Mordechai Vanunu from leaving Israel's territory , even many years after his
having served the eighteen- year prison term imposed on him. Were Vanunu to
show up on Capitol Hill and hand to Senators and Representatives signed
affidavits, testifying to his having witnessed the manufacture of nuclear
arms in Dimona , would it cause a stop of all U.S. aid to Israel? That is
not very likely.
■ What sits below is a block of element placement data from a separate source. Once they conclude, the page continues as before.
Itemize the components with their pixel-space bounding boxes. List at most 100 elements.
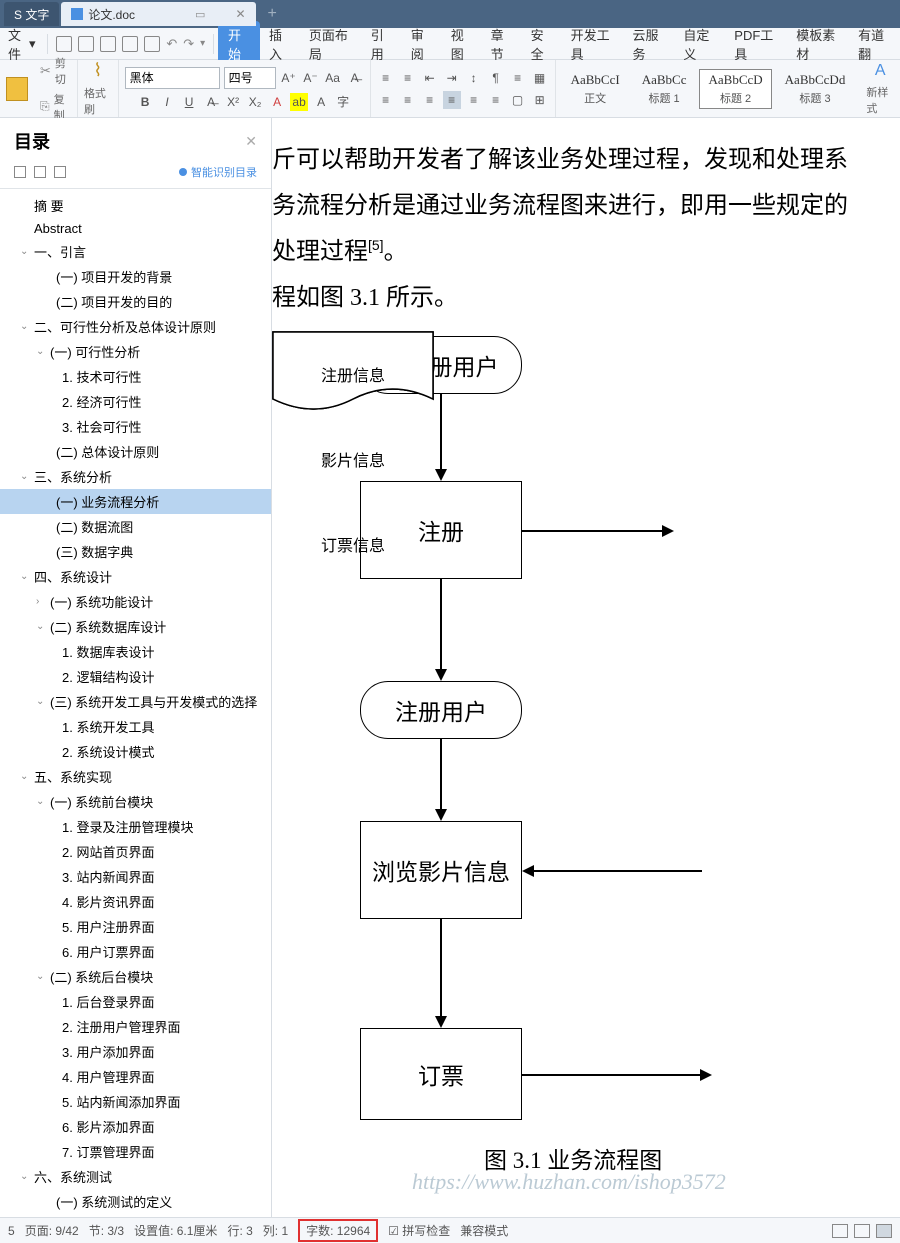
toc-item[interactable]: 4. 影片资讯界面 (0, 889, 271, 914)
export-icon[interactable] (100, 36, 116, 52)
toc-item[interactable]: 1. 技术可行性 (0, 364, 271, 389)
chevron-icon[interactable]: ⌄ (20, 571, 32, 582)
add-tab-button[interactable]: + (258, 5, 287, 23)
subscript-button[interactable]: X₂ (246, 93, 264, 111)
style-heading3[interactable]: AaBbCcDd标题 3 (776, 69, 855, 109)
toc-item[interactable]: (一) 业务流程分析 (0, 489, 271, 514)
open-icon[interactable] (56, 36, 72, 52)
chevron-icon[interactable]: ⌄ (20, 771, 32, 782)
save-icon[interactable] (78, 36, 94, 52)
toc-item[interactable]: ⌄四、系统设计 (0, 564, 271, 589)
font-color2-button[interactable]: A (312, 93, 330, 111)
toc-item[interactable]: ⌄六、系统测试 (0, 1164, 271, 1189)
line-spacing-button[interactable]: ≡ (509, 69, 527, 87)
cut-icon[interactable]: ✂ (40, 63, 51, 79)
menu-page-layout[interactable]: 页面布局 (300, 25, 362, 63)
preview-icon[interactable] (144, 36, 160, 52)
chevron-icon[interactable]: ⌄ (36, 696, 48, 707)
toc-item[interactable]: 1. 系统开发工具 (0, 714, 271, 739)
toc-item[interactable]: (二) 总体设计原则 (0, 439, 271, 464)
italic-button[interactable]: I (158, 93, 176, 111)
menu-reference[interactable]: 引用 (362, 25, 402, 63)
toc-item[interactable]: 3. 站内新闻界面 (0, 864, 271, 889)
toc-item[interactable]: 1. 数据库表设计 (0, 639, 271, 664)
toc-item[interactable]: (二) 数据流图 (0, 514, 271, 539)
toc-item[interactable]: 6. 用户订票界面 (0, 939, 271, 964)
shrink-font-icon[interactable]: A⁻ (302, 69, 320, 87)
style-heading1[interactable]: AaBbCc标题 1 (633, 69, 696, 109)
chevron-icon[interactable]: ⌄ (20, 321, 32, 332)
toc-item[interactable]: 1. 登录及注册管理模块 (0, 814, 271, 839)
line-height-button[interactable]: ≡ (487, 91, 505, 109)
smart-toc-button[interactable]: 智能识别目录 (179, 164, 257, 180)
decrease-indent-button[interactable]: ⇤ (421, 69, 439, 87)
toc-item[interactable]: ⌄(一) 可行性分析 (0, 339, 271, 364)
toc-item[interactable]: ⌄(二) 系统数据库设计 (0, 614, 271, 639)
document-tab[interactable]: 论文.doc ▭ ✕ (61, 2, 255, 26)
redo-icon[interactable]: ↷ (183, 36, 194, 52)
clear-format-icon[interactable]: A̶ (346, 69, 364, 87)
toc-item[interactable]: Abstract (0, 218, 271, 239)
bold-button[interactable]: B (136, 93, 154, 111)
toc-item[interactable]: 1. 后台登录界面 (0, 989, 271, 1014)
menu-youdao[interactable]: 有道翻 (849, 25, 900, 63)
toc-item[interactable]: (一) 系统测试的定义 (0, 1189, 271, 1214)
toc-item[interactable]: 摘 要 (0, 193, 271, 218)
print-icon[interactable] (122, 36, 138, 52)
toc-item[interactable]: 2. 注册用户管理界面 (0, 1014, 271, 1039)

It would, however, cause a headache to American and Israeli
policymakers, who would need to find a creative face-saving formula , such
as the one found to explain that the seizure of power by the Egyptian Army
is not really a military coup . Rather than having to go through that, it is
far more simple and easy to have the Minister of the Interior extend each
April by one more year the administrative decree which prohibits Mordechai
Vanunu from leaving Israel's borders and even approaching the gates of a
foreign embassy.
Professor Avner Cohen , an Israeli who dwells in
the United States and from there researches the Israeli nuclear program , is
a nuclear whistleblower of a completely different type than Vanunu . Not for
him Vanunu’s way of entering into an all-out confrontation with the entire
military and political hierarchy, disclosing all that he knew and paying
the full heavy price . Avner Cohen is collecting written documents and
interviewing people who had been present at crucial decisions and who in
their old age agreed to disclose some of what they had heard and seen. Over
many years he is writing articles and books and playing cat and mouse games
with the state authorities and the military censorship . No one would
seriously consider sending Mossad agents to kidnap this Research Fellow
from the Woodrow Wilson Institute in Washington D.C. and haling him to an
espionage trial in Israel. He and his associate, journalist Ronen Bergman in
Yediot Aharonot , have steadily nibbled at the Israeli Nuclear Ambiguity. So
did quite a few other. By now, there is not a lot left to reveal.
On
the pages of "Makor Rishon", the right-wing columnist Amnon Lord this week
pointed out what seems to him a grave new threat : "The outlines of the
sophisticated new Iranian strategy can already be discerned. It is a
strategy similar for that used by the Palestinians. As the Palestinians
succeeded in internationally de-legitimizing Israel through the so-called
"occupation", so might Iran do in the nuclear sphere . ( ... ) There is
reason to think that the Iranians might begin calling upon the International
Community to strip Israel of its nuclear option . They might take this as
their task for the coming decade”.
For the time being , this is no
more than a small cloud on the horizon . For the time being, the United
States is formally committed to preventing Iran from acquiring nuclear
weapons , by diplomatic means if possible , while at the same time being
careful not to look what lies behind Israel’s Nuclear Ambiguity. For the
time being, the State of Israel can stridently demand a further exacerbation
of the economic sanctions which already brought Iran’s economy to the brink
of collapse, and the very same time strongly demand of the Dutch government
to avoid such a minimal step as marking settlement products , a move that
could lead consumers in Amsterdam to take their own decision on whether or
not to purchase them. It is still possible to demand that the Iranians
freeze the enrichment of uranium while negotiations continue on the fate of
their nuclear program - and at the same time firmly reject the demand that
Israel freeze settlement construction while it is negotiating the fate of
the territory where the settlements are being established.
Still,
ultimately, the main argument for the State of Israel to demand a
preferential treatment and the exclusive right to hold nuclear weapons in
the Middle East is based on its being "The Only Democracy in the Region", a
supposedly respectable and responsible member of the family of Western
democracies . With every year that the Israeli occupation of millions of
Palestinians continues to deepen, this argument sounds ever more hollow.